Being a mum didn’t come naturally to me. I had to learn a lot of the ways I discipline, breastfeed, take care of my children, and talk and respond to their questions and tantrums.
I knew that I wanted to be the best for Myra and my son, and I knew that Kelvin and I couldn’t do this parenting journey alone. Learning how to parent so that our children would grow up safe and well seemed the most reasonable decision to me.
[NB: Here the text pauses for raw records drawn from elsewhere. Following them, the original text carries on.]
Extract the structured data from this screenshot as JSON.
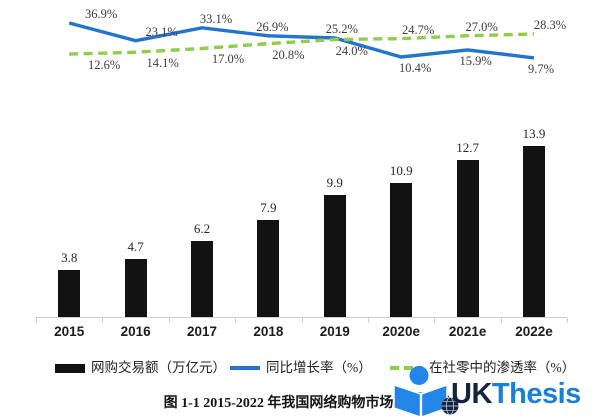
{
  "chart_data": {
    "type": "combo",
    "title": "图 1-1 2015-2022 年我国网络购物市场交易规模",
    "categories": [
      "2015",
      "2016",
      "2017",
      "2018",
      "2019",
      "2020e",
      "2021e",
      "2022e"
    ],
    "bar_series": {
      "name": "网购交易额（万亿元）",
      "values": [
        3.8,
        4.7,
        6.2,
        7.9,
        9.9,
        10.9,
        12.7,
        13.9
      ],
      "color": "#121212",
      "value_labels": [
        "3.8",
        "4.7",
        "6.2",
        "7.9",
        "9.9",
        "10.9",
        "12.7",
        "13.9"
      ]
    },
    "line_series": [
      {
        "name": "同比增长率（%）",
        "values": [
          36.9,
          23.1,
          33.1,
          26.9,
          25.2,
          10.4,
          15.9,
          9.7
        ],
        "value_labels": [
          "36.9%",
          "23.1%",
          "33.1%",
          "26.9%",
          "25.2%",
          "10.4%",
          "15.9%",
          "9.7%"
        ],
        "color": "#2473cf",
        "dash": "solid",
        "label_side": [
          "above",
          "above",
          "above",
          "above",
          "above",
          "below",
          "below",
          "below"
        ]
      },
      {
        "name": "在社零中的渗透率（%）",
        "values": [
          12.6,
          14.1,
          17.0,
          20.8,
          24.0,
          24.7,
          27.0,
          28.3
        ],
        "value_labels": [
          "12.6%",
          "14.1%",
          "17.0%",
          "20.8%",
          "24.0%",
          "24.7%",
          "27.0%",
          "28.3%"
        ],
        "color": "#8fce4b",
        "dash": "dashed",
        "label_side": [
          "below",
          "below",
          "below",
          "below",
          "below",
          "above",
          "above",
          "above"
        ]
      }
    ],
    "bar_ylim": [
      0,
      15
    ],
    "line_ylim": [
      5,
      40
    ],
    "grid": false,
    "legend_position": "bottom"
  },
  "watermark": {
    "brand_uk": "UK",
    "brand_thesis": "Thesis",
    "navy": "#16233f",
    "blue": "#1b7fd6",
    "logo_blue": "#2186e8"
  }
}
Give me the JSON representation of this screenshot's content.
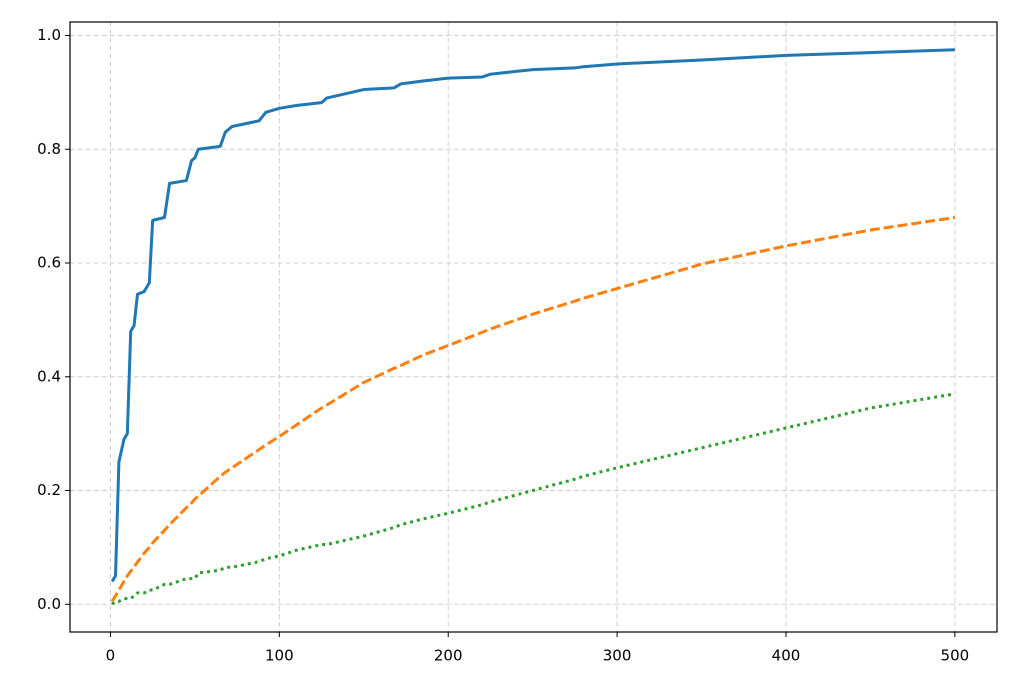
{
  "chart_data": {
    "type": "line",
    "x": [
      1,
      3,
      5,
      8,
      10,
      12,
      14,
      16,
      20,
      23,
      25,
      32,
      35,
      45,
      48,
      50,
      52,
      65,
      68,
      72,
      88,
      92,
      100,
      110,
      125,
      128,
      150,
      168,
      172,
      185,
      200,
      220,
      225,
      250,
      275,
      280,
      300,
      350,
      400,
      450,
      500
    ],
    "series": [
      {
        "color": "#1f77b4",
        "style": "solid",
        "values": [
          0.04,
          0.05,
          0.25,
          0.29,
          0.3,
          0.48,
          0.49,
          0.545,
          0.55,
          0.565,
          0.675,
          0.68,
          0.74,
          0.745,
          0.78,
          0.785,
          0.8,
          0.805,
          0.83,
          0.84,
          0.85,
          0.865,
          0.872,
          0.877,
          0.882,
          0.89,
          0.905,
          0.908,
          0.915,
          0.92,
          0.925,
          0.927,
          0.932,
          0.94,
          0.943,
          0.945,
          0.95,
          0.957,
          0.965,
          0.97,
          0.975
        ]
      },
      {
        "color": "#ff7f0e",
        "style": "dashed",
        "values": [
          0.005,
          0.015,
          0.025,
          0.04,
          0.05,
          0.058,
          0.066,
          0.074,
          0.09,
          0.1,
          0.108,
          0.13,
          0.14,
          0.17,
          0.178,
          0.185,
          0.19,
          0.225,
          0.232,
          0.24,
          0.272,
          0.28,
          0.295,
          0.315,
          0.345,
          0.35,
          0.39,
          0.415,
          0.42,
          0.438,
          0.455,
          0.478,
          0.484,
          0.51,
          0.533,
          0.538,
          0.555,
          0.598,
          0.63,
          0.658,
          0.68
        ]
      },
      {
        "color": "#2ca02c",
        "style": "dotted",
        "values": [
          0.0,
          0.005,
          0.005,
          0.01,
          0.01,
          0.01,
          0.015,
          0.02,
          0.02,
          0.025,
          0.025,
          0.035,
          0.035,
          0.045,
          0.045,
          0.045,
          0.055,
          0.06,
          0.065,
          0.065,
          0.075,
          0.08,
          0.085,
          0.095,
          0.105,
          0.105,
          0.12,
          0.135,
          0.14,
          0.15,
          0.16,
          0.175,
          0.18,
          0.2,
          0.22,
          0.225,
          0.24,
          0.275,
          0.31,
          0.345,
          0.37
        ]
      }
    ],
    "xlim": [
      -23.95,
      524.95
    ],
    "xticks": [
      0,
      100,
      200,
      300,
      400,
      500
    ],
    "ylim": [
      -0.04875,
      1.02375
    ],
    "yticks": [
      {
        "value": 0,
        "label": "0.0"
      },
      0.2,
      0.4,
      0.6,
      0.8,
      {
        "value": 1,
        "label": "1.0"
      }
    ],
    "grid": true
  }
}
I discovered positive parenting, a philosophy centred around raising children with compassion and empathy while building their self-esteem and confidence through disciplined guidance.
One of my sisters had attended a course on it and I was impressed by how well-behaved and pleasant my niece was after they put into practice the positive parenting techniques they’d learnt.
I’ve grown to be more conscious of how I interact and speak to Myra and Gaius, and I’m more in tune with the decisions I make as a mum for myself and my children.
That parenting approach resonated with me, so Kelvin and I enrolled in a four-week course offered by Our Little Playnest, an online resource that teaches positive parenting. It covered child psychology, techniques on how to handle tantrums effectively, sleep and activity schedules, and even how to speak with our kids.
After completing the course, we had ongoing access to a positive parenting coach to help with our doubts or questions. Our coach helped me address whatever pent-up frustrations and anxiety I felt about being a mum and assured me that these feelings were all part of the package.
To this day, more than a year after we did the course, I still reach out to the coach whenever I need assistance with certain challenges.
This decision ended up being helpful and the resources made me feel less lost and more confident as a mum. I’ve grown more conscious of how I interact and speak with Myra and Gaius, and I’m more in tune with the decisions I make as a mum for myself and my children.
Ng says stumbling as a parent is part of the journey of being a good mum, which she wholly embraces. (Photo: Alyssa Ng)
Even when armed with positive parenting techniques, I still stumble when it comes to parenting. But it is part of the journey and I wholly embrace it as I want to be a good mum.
Before Myra and Gaius came into my life, I was aware that it took many sacrifices to raise kids well and that a lot of my time and activities would revolve around them. I only truly understood all that – including how difficult it would be – when I became a mother.
It was hard to accept at first, but with the help of my husband and our positive parenting coach, I’ve slowly come to terms with this reality.
Being a mum may be tiring – I miss my peaceful travels and playing the electric piano without two young kids calling for me every few seconds – but when I see my kids’ growth, witness all their ups and downs, and realise that I’m able to take care of these two small humans, it also feels very, very worth it.